Lightspeed Ventures-backed audio platform Pocket FM has announced that it is partnering with voice cloning company ElevenLabs to quickly convert text content, such as script, into audio sequences using AI.
Pocket FM, which raised $103 million in Series D funding in March, told TechCrunch at the time that it was already experimenting with the ability to convert text content into audio using ElevenLabs’ technology. Now, the India-based company has extended the partnership to make the conversion tool available to all creators in the coming weeks.
In the test phase, Pocket FM already produced 30,000 hours of audio streams using ElevenLab’s AI technology. With the new launch, the startup expects to triple its content library to more than 100,000 hours of audio content this year. Pocket FM also said that during the pilot phase, the AI-powered tools helped it reduce audio production costs by 90%.
Pocket FM co-founder and CTO Prateek Dixit told TechCrunch after a call that with this partnership, the company wants to make it easier for writers to turn their writing into audio series.
“We have over 250,000 authors (including those on the company’s Pocket Novel writing platform) and this partnership lowers setup and audio recording costs for them,” he said.
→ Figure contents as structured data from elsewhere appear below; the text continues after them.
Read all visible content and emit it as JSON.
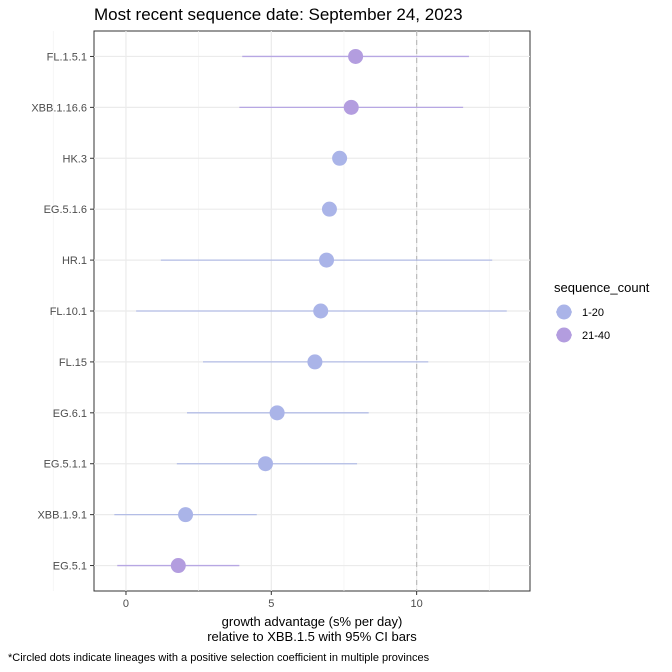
{
  "chart_data": {
    "type": "scatter",
    "title": "Most recent sequence date: September 24, 2023",
    "xlabel_line1": "growth advantage (s% per day)",
    "xlabel_line2": "relative to  XBB.1.5  with 95% CI bars",
    "caption": "*Circled dots indicate lineages with a positive selection coefficient in multiple provinces",
    "xlim": [
      -1.1,
      13.9
    ],
    "x_ticks": [
      0,
      5,
      10
    ],
    "reference_line_x": 10,
    "grid": true,
    "legend": {
      "title": "sequence_count",
      "position": "right",
      "entries": [
        {
          "label": "1-20",
          "color": "#aab4e8"
        },
        {
          "label": "21-40",
          "color": "#b39ddf"
        }
      ]
    },
    "series": [
      {
        "lineage": "FL.1.5.1",
        "estimate": 7.9,
        "ci_low": 4.0,
        "ci_high": 11.8,
        "sequence_count": "21-40"
      },
      {
        "lineage": "XBB.1.16.6",
        "estimate": 7.75,
        "ci_low": 3.9,
        "ci_high": 11.6,
        "sequence_count": "21-40"
      },
      {
        "lineage": "HK.3",
        "estimate": 7.35,
        "ci_low": null,
        "ci_high": null,
        "sequence_count": "1-20"
      },
      {
        "lineage": "EG.5.1.6",
        "estimate": 7.0,
        "ci_low": null,
        "ci_high": null,
        "sequence_count": "1-20"
      },
      {
        "lineage": "HR.1",
        "estimate": 6.9,
        "ci_low": 1.2,
        "ci_high": 12.6,
        "sequence_count": "1-20"
      },
      {
        "lineage": "FL.10.1",
        "estimate": 6.7,
        "ci_low": 0.35,
        "ci_high": 13.1,
        "sequence_count": "1-20"
      },
      {
        "lineage": "FL.15",
        "estimate": 6.5,
        "ci_low": 2.65,
        "ci_high": 10.4,
        "sequence_count": "1-20"
      },
      {
        "lineage": "EG.6.1",
        "estimate": 5.2,
        "ci_low": 2.1,
        "ci_high": 8.35,
        "sequence_count": "1-20"
      },
      {
        "lineage": "EG.5.1.1",
        "estimate": 4.8,
        "ci_low": 1.75,
        "ci_high": 7.95,
        "sequence_count": "1-20"
      },
      {
        "lineage": "XBB.1.9.1",
        "estimate": 2.05,
        "ci_low": -0.4,
        "ci_high": 4.5,
        "sequence_count": "1-20"
      },
      {
        "lineage": "EG.5.1",
        "estimate": 1.8,
        "ci_low": -0.3,
        "ci_high": 3.9,
        "sequence_count": "21-40"
      }
    ]
  }
}
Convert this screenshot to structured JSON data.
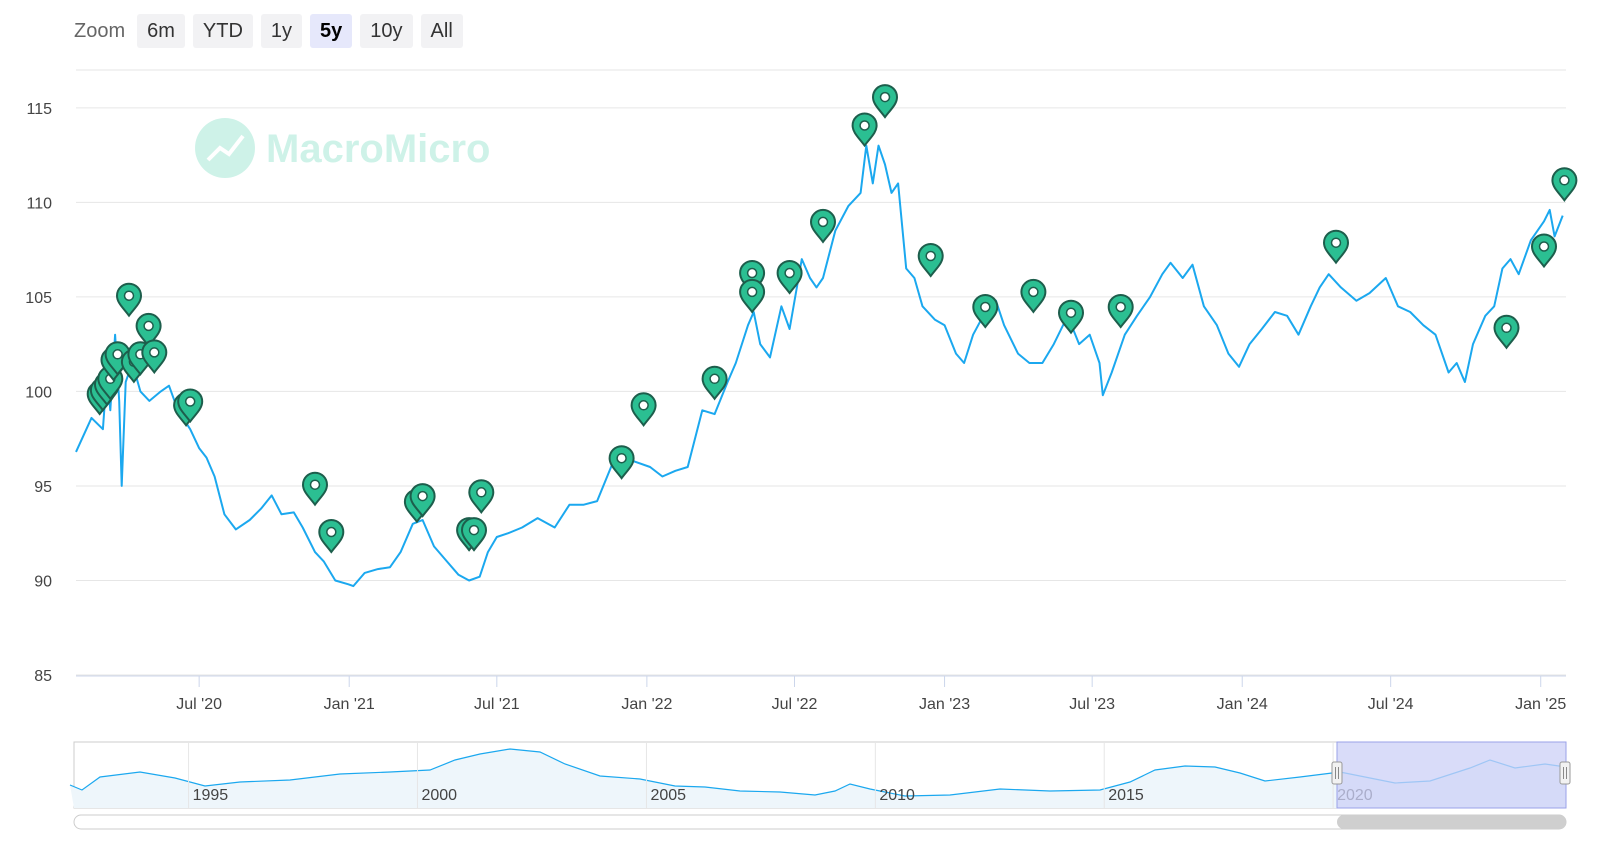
{
  "zoom": {
    "label": "Zoom",
    "buttons": [
      "6m",
      "YTD",
      "1y",
      "5y",
      "10y",
      "All"
    ],
    "selected": "5y"
  },
  "watermark": "MacroMicro",
  "colors": {
    "line": "#1ba8ef",
    "marker_fill": "#2bbf92",
    "marker_stroke": "#1d5e4c",
    "navigator_sel": "#ccd0f7"
  },
  "chart_data": {
    "type": "line",
    "ylim": [
      85,
      117
    ],
    "y_ticks": [
      85,
      90,
      95,
      100,
      105,
      110,
      115
    ],
    "x_range": [
      "2020-02-01",
      "2025-02-01"
    ],
    "x_ticks": [
      {
        "date": "2020-07-01",
        "label": "Jul '20"
      },
      {
        "date": "2021-01-01",
        "label": "Jan '21"
      },
      {
        "date": "2021-07-01",
        "label": "Jul '21"
      },
      {
        "date": "2022-01-01",
        "label": "Jan '22"
      },
      {
        "date": "2022-07-01",
        "label": "Jul '22"
      },
      {
        "date": "2023-01-01",
        "label": "Jan '23"
      },
      {
        "date": "2023-07-01",
        "label": "Jul '23"
      },
      {
        "date": "2024-01-01",
        "label": "Jan '24"
      },
      {
        "date": "2024-07-01",
        "label": "Jul '24"
      },
      {
        "date": "2025-01-01",
        "label": "Jan '25"
      }
    ],
    "series": [
      {
        "values": [
          [
            "2020-02-01",
            96.8
          ],
          [
            "2020-02-20",
            98.6
          ],
          [
            "2020-03-05",
            98.0
          ],
          [
            "2020-03-10",
            101.0
          ],
          [
            "2020-03-14",
            99.0
          ],
          [
            "2020-03-20",
            103.0
          ],
          [
            "2020-03-25",
            99.5
          ],
          [
            "2020-03-28",
            95.0
          ],
          [
            "2020-04-02",
            100.5
          ],
          [
            "2020-04-10",
            101.5
          ],
          [
            "2020-04-20",
            100.0
          ],
          [
            "2020-05-01",
            99.5
          ],
          [
            "2020-05-15",
            100.0
          ],
          [
            "2020-05-25",
            100.3
          ],
          [
            "2020-06-05",
            99.0
          ],
          [
            "2020-06-20",
            98.0
          ],
          [
            "2020-07-01",
            97.0
          ],
          [
            "2020-07-10",
            96.5
          ],
          [
            "2020-07-20",
            95.5
          ],
          [
            "2020-08-01",
            93.5
          ],
          [
            "2020-08-15",
            92.7
          ],
          [
            "2020-09-01",
            93.2
          ],
          [
            "2020-09-15",
            93.8
          ],
          [
            "2020-09-28",
            94.5
          ],
          [
            "2020-10-10",
            93.5
          ],
          [
            "2020-10-25",
            93.6
          ],
          [
            "2020-11-05",
            92.8
          ],
          [
            "2020-11-20",
            91.5
          ],
          [
            "2020-12-01",
            91.0
          ],
          [
            "2020-12-15",
            90.0
          ],
          [
            "2020-12-31",
            89.8
          ],
          [
            "2021-01-06",
            89.7
          ],
          [
            "2021-01-20",
            90.4
          ],
          [
            "2021-02-05",
            90.6
          ],
          [
            "2021-02-20",
            90.7
          ],
          [
            "2021-03-05",
            91.5
          ],
          [
            "2021-03-20",
            93.0
          ],
          [
            "2021-04-01",
            93.2
          ],
          [
            "2021-04-15",
            91.8
          ],
          [
            "2021-05-01",
            91.0
          ],
          [
            "2021-05-15",
            90.3
          ],
          [
            "2021-05-28",
            90.0
          ],
          [
            "2021-06-10",
            90.2
          ],
          [
            "2021-06-20",
            91.5
          ],
          [
            "2021-07-01",
            92.3
          ],
          [
            "2021-07-15",
            92.5
          ],
          [
            "2021-08-01",
            92.8
          ],
          [
            "2021-08-20",
            93.3
          ],
          [
            "2021-09-10",
            92.8
          ],
          [
            "2021-09-28",
            94.0
          ],
          [
            "2021-10-15",
            94.0
          ],
          [
            "2021-11-01",
            94.2
          ],
          [
            "2021-11-20",
            96.2
          ],
          [
            "2021-12-10",
            96.4
          ],
          [
            "2022-01-05",
            96.0
          ],
          [
            "2022-01-20",
            95.5
          ],
          [
            "2022-02-05",
            95.8
          ],
          [
            "2022-02-20",
            96.0
          ],
          [
            "2022-03-10",
            99.0
          ],
          [
            "2022-03-25",
            98.8
          ],
          [
            "2022-04-10",
            100.5
          ],
          [
            "2022-04-20",
            101.5
          ],
          [
            "2022-05-05",
            103.5
          ],
          [
            "2022-05-12",
            104.2
          ],
          [
            "2022-05-20",
            102.5
          ],
          [
            "2022-06-01",
            101.8
          ],
          [
            "2022-06-15",
            104.5
          ],
          [
            "2022-06-25",
            103.3
          ],
          [
            "2022-07-10",
            107.0
          ],
          [
            "2022-07-20",
            106.0
          ],
          [
            "2022-07-28",
            105.5
          ],
          [
            "2022-08-05",
            106.0
          ],
          [
            "2022-08-20",
            108.5
          ],
          [
            "2022-09-05",
            109.8
          ],
          [
            "2022-09-20",
            110.5
          ],
          [
            "2022-09-27",
            113.0
          ],
          [
            "2022-10-05",
            111.0
          ],
          [
            "2022-10-12",
            113.0
          ],
          [
            "2022-10-20",
            112.0
          ],
          [
            "2022-10-28",
            110.5
          ],
          [
            "2022-11-05",
            111.0
          ],
          [
            "2022-11-15",
            106.5
          ],
          [
            "2022-11-25",
            106.0
          ],
          [
            "2022-12-05",
            104.5
          ],
          [
            "2022-12-20",
            103.8
          ],
          [
            "2023-01-01",
            103.5
          ],
          [
            "2023-01-15",
            102.0
          ],
          [
            "2023-01-25",
            101.5
          ],
          [
            "2023-02-05",
            103.0
          ],
          [
            "2023-02-20",
            104.2
          ],
          [
            "2023-03-05",
            104.8
          ],
          [
            "2023-03-15",
            103.5
          ],
          [
            "2023-04-01",
            102.0
          ],
          [
            "2023-04-15",
            101.5
          ],
          [
            "2023-05-01",
            101.5
          ],
          [
            "2023-05-15",
            102.5
          ],
          [
            "2023-06-01",
            104.0
          ],
          [
            "2023-06-15",
            102.5
          ],
          [
            "2023-06-28",
            103.0
          ],
          [
            "2023-07-10",
            101.5
          ],
          [
            "2023-07-14",
            99.8
          ],
          [
            "2023-07-25",
            101.0
          ],
          [
            "2023-08-10",
            103.0
          ],
          [
            "2023-08-25",
            104.0
          ],
          [
            "2023-09-10",
            105.0
          ],
          [
            "2023-09-25",
            106.2
          ],
          [
            "2023-10-05",
            106.8
          ],
          [
            "2023-10-20",
            106.0
          ],
          [
            "2023-11-01",
            106.7
          ],
          [
            "2023-11-15",
            104.5
          ],
          [
            "2023-12-01",
            103.5
          ],
          [
            "2023-12-15",
            102.0
          ],
          [
            "2023-12-28",
            101.3
          ],
          [
            "2024-01-10",
            102.5
          ],
          [
            "2024-01-25",
            103.3
          ],
          [
            "2024-02-10",
            104.2
          ],
          [
            "2024-02-25",
            104.0
          ],
          [
            "2024-03-10",
            103.0
          ],
          [
            "2024-03-25",
            104.5
          ],
          [
            "2024-04-05",
            105.5
          ],
          [
            "2024-04-16",
            106.2
          ],
          [
            "2024-05-01",
            105.5
          ],
          [
            "2024-05-20",
            104.8
          ],
          [
            "2024-06-05",
            105.2
          ],
          [
            "2024-06-25",
            106.0
          ],
          [
            "2024-07-10",
            104.5
          ],
          [
            "2024-07-25",
            104.2
          ],
          [
            "2024-08-10",
            103.5
          ],
          [
            "2024-08-25",
            103.0
          ],
          [
            "2024-09-10",
            101.0
          ],
          [
            "2024-09-20",
            101.5
          ],
          [
            "2024-09-30",
            100.5
          ],
          [
            "2024-10-10",
            102.5
          ],
          [
            "2024-10-25",
            104.0
          ],
          [
            "2024-11-05",
            104.5
          ],
          [
            "2024-11-15",
            106.5
          ],
          [
            "2024-11-25",
            107.0
          ],
          [
            "2024-12-05",
            106.2
          ],
          [
            "2024-12-20",
            108.0
          ],
          [
            "2025-01-05",
            109.0
          ],
          [
            "2025-01-12",
            109.6
          ],
          [
            "2025-01-18",
            108.2
          ],
          [
            "2025-01-28",
            109.3
          ]
        ]
      }
    ],
    "event_markers": [
      [
        "2020-03-01",
        99.6
      ],
      [
        "2020-03-05",
        99.8
      ],
      [
        "2020-03-10",
        100.1
      ],
      [
        "2020-03-14",
        100.4
      ],
      [
        "2020-03-18",
        101.4
      ],
      [
        "2020-03-23",
        101.7
      ],
      [
        "2020-04-06",
        104.8
      ],
      [
        "2020-04-12",
        101.3
      ],
      [
        "2020-04-20",
        101.7
      ],
      [
        "2020-04-30",
        103.2
      ],
      [
        "2020-05-07",
        101.8
      ],
      [
        "2020-06-15",
        99.0
      ],
      [
        "2020-06-20",
        99.2
      ],
      [
        "2020-11-20",
        94.8
      ],
      [
        "2020-12-10",
        92.3
      ],
      [
        "2021-03-25",
        93.9
      ],
      [
        "2021-04-01",
        94.2
      ],
      [
        "2021-05-28",
        92.4
      ],
      [
        "2021-06-03",
        92.4
      ],
      [
        "2021-06-12",
        94.4
      ],
      [
        "2021-12-01",
        96.2
      ],
      [
        "2021-12-28",
        99.0
      ],
      [
        "2022-03-25",
        100.4
      ],
      [
        "2022-05-10",
        106.0
      ],
      [
        "2022-05-10",
        105.0
      ],
      [
        "2022-06-25",
        106.0
      ],
      [
        "2022-08-05",
        108.7
      ],
      [
        "2022-09-25",
        113.8
      ],
      [
        "2022-10-20",
        115.3
      ],
      [
        "2022-12-15",
        106.9
      ],
      [
        "2023-02-20",
        104.2
      ],
      [
        "2023-04-20",
        105.0
      ],
      [
        "2023-06-05",
        103.9
      ],
      [
        "2023-08-05",
        104.2
      ],
      [
        "2024-04-25",
        107.6
      ],
      [
        "2024-11-20",
        103.1
      ],
      [
        "2025-01-05",
        107.4
      ],
      [
        "2025-01-30",
        110.9
      ]
    ],
    "navigator": {
      "x_labels": [
        "1995",
        "2000",
        "2005",
        "2010",
        "2015",
        "2020"
      ],
      "selection": [
        "2020-02-01",
        "2025-02-01"
      ]
    }
  }
}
“Even with a good setup of recording tools and equipment, writers can produce about 30 minutes of high-quality audio content per day. With AI tools, that output can be 10 times higher,” he added.
Pocket FM has created a tool that incorporates ElevenLabs technology, through which it offers 50 voices to writers who want to convert their content. ElevenLabs co-founder Mati Staniszewski said his company’s tool understands the context of writing and infers emotion through voice automatically.
“Working with Pocket FM, we’re developing our newest models that understand the type of writing and are better emotional,” Staniszewski said.
Dixit noted that based on data from user engagement with this type of content, the platform also plans to recommend voices that work well for writers in a particular genre.
Pocket FM isn’t the only platform in the audio lineup experimenting with AI-powered tools. Google-backed Kuku FM uses GPT-4, Claude, BandLab and even ElevenLabs to help its writers in various stages of creation, such as improving the script, creating thumbnails, adding sound effects and converting text to sound.
Kuku FM told TechCrunch that it is also experimenting with using visual production tools like Midjourney and Runway to create content-related ads.
Content quality and impact on artists
The promise of AI-powered tools is to create more content faster, but that doesn’t mean the content is good. Pocket FM’s answer to helping discover and display quality content is to make its discovery algorithm sophisticated and experiment with user engagement.
“If an author publishes an audio series, we present that content to a select number of users and observe the engagement metrics. If these readings are positive, we spread it further,” Dixit said.
The use of artificial intelligence could lead to faster results and a larger library of content for these platforms, but it will also reduce the roles of the voice artists working with them. Voiceover Artistes Association of India (AVA) has expressed its concerns about artificial intelligence taking over.
“If AI takes over, we’re done. As voice-over artistes, we need to make some regulations so that our livelihood is protected,” said Amarinder Singh Sodhi, general secretary of the association. said Indian publication Scroll.
Sodhi also told Scroll of incidents where voice artists were called into the studio to record samples to train the AI without getting their consent or informing them.
“On an emotional level, it scares me. By using artificial intelligence, you are essentially reducing the human experience of storytelling. You lose out on an emotional connection,” Delhi-based voice artist Aditya Mattoo told TechCrunch.
He added that giving access to premium voices to people who lack the taste and ability to produce quality content will lead to the market being flooded with bad content.
When we asked about the impact of AI voice generation on Pocket FM, the company did not immediately respond to the question. However, Dixit noted that engaging with AI-generated content in her experiments is “just as good as human voice production.” Specifically, the company is also working on technology to integrate multiple voices into one audio output.
Both Pocket FM and Kuku FM do not currently flag their content to indicate whether AI has been used in the creation process.